Rashi’s explanation of the words “this day” is based on the Talmud’s explanation of these words. The Talmud states that these words come to reveal the following insight: “The Torah is beloved to those who study it each day as on the day that it was given from Mount Sinai” (Brochos 63b).


Renewing our bond with the Torah can help us to rediscover aspects of Torah teachings that were forgotten, neglected, or only partially understood. For example, the Chassidic movement revived certain Torah teachings regarding the service of the heart, and the Mussar movement revived certain Torah teachings regarding ethics and character development. In our generation, there are a growing number of Jews that are rediscovering Torah teachings and mitzvos regarding our relationship with the earth and its creatures.


Jewish renewal also enables us to rediscover the holistic wisdom of Torah. In this spirit, King David proclaimed: “The Torah of the Compassionate One is whole, restoring the soul” (19:8). As Rabbi Samson Raphael Hirsch explains in his commentary on these words, David is reminding us that Torah – the Divine Teaching – encompasses every aspect of our existence.  In addition, each mitzvah of the Torah enables us to nurture, elevate, or protect an aspect of the Divine creation. A beautiful expression of this teaching can be found in the commentary of the Tikunei Zohar (55) on the following verse:


“The Compassionate and Just One took the human being and placed him in the Garden of Eden – l'avdah u'l'shamrah - to serve it and to protect it.” (Genesis 2:15)


According to the Tikunei Zohar, the mission to serve and protect the Garden is a prototype for “all” the mitzvos which were given to the People of Israel through the Torah. The mandate to “serve” the Garden is a prototype of “mitzvos aseh” – the mitzvos which call upon us to engage in actions which nurture and elevate the world, including ourselves. And the mandate to “protect” the Garden is a prototype of “mitzvos lo sa'asay” - the mitzvos which prohibit actions which damage and degrade the world - including ourselves.

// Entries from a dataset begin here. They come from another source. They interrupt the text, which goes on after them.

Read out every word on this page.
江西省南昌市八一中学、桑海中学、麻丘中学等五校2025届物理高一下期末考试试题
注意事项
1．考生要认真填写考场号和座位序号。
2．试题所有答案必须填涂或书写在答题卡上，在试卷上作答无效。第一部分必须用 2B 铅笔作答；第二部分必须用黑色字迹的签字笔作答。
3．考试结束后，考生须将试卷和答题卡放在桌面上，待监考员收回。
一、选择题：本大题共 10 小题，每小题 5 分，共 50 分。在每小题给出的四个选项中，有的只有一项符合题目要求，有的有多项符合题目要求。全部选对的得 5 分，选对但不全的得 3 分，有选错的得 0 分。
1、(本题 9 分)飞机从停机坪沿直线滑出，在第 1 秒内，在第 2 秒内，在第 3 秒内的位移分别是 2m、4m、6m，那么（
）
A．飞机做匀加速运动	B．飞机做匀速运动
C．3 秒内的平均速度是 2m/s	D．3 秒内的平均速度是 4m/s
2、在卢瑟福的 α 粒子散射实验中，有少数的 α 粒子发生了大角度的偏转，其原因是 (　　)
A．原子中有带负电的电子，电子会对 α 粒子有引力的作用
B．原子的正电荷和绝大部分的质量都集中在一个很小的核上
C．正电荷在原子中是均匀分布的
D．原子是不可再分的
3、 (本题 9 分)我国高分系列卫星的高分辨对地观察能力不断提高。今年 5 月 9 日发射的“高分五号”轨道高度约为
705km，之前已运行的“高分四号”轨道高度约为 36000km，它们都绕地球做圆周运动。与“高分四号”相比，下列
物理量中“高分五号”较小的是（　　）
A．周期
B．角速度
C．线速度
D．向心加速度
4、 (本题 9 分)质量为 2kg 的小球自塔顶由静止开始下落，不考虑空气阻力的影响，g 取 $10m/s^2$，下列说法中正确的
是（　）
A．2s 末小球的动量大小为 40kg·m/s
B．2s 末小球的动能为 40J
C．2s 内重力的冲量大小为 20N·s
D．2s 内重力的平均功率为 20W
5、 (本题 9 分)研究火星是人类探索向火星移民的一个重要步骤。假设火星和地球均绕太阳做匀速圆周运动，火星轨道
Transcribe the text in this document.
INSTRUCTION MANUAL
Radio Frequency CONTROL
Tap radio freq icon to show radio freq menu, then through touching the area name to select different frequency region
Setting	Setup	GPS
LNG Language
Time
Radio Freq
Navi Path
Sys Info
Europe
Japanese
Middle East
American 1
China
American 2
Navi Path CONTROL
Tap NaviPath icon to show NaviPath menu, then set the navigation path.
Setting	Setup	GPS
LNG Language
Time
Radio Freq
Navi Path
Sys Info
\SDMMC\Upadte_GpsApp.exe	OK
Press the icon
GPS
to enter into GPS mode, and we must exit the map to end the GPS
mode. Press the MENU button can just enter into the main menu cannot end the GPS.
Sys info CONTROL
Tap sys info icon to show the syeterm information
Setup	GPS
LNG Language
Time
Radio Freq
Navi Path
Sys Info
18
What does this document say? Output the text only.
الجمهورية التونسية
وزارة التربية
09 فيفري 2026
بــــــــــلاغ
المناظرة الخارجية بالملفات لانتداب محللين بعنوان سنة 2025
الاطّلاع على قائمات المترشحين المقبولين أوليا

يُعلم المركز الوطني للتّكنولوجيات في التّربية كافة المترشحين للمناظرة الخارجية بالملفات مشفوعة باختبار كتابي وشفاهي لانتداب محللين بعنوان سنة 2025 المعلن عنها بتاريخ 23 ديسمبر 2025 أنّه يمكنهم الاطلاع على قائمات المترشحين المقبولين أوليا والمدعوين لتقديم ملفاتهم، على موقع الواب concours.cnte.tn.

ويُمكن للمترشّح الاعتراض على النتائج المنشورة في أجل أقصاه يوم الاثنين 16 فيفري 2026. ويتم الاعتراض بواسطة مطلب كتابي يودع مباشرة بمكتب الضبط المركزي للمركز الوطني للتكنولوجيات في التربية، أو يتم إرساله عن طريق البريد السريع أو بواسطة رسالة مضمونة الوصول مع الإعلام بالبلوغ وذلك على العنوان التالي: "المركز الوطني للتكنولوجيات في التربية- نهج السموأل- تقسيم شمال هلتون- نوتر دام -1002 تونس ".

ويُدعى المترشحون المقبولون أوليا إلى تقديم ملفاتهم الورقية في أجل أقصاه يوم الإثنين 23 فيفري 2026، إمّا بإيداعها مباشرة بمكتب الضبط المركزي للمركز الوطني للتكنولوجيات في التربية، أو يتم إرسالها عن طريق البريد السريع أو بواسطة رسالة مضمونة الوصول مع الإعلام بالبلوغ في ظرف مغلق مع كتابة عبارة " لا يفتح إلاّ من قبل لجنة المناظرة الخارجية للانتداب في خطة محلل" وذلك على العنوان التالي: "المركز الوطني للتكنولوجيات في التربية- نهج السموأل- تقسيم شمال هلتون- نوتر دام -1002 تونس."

The above teaching reveals that the ultimate goal of Jewish renewal is to renew the original and universal mission of humankind through the Torah’s path of mitzvos. Each mitzvah is therefore a step on the path which leads to this universal goal. This is not a lonely journey, for the mitzvos enable us to journey as a community; thus, our sages teach, “All Israel is responsible one for the other” (Shavuos 39a). With patience and with love, we are to help each other as we journey to this goal, step by step.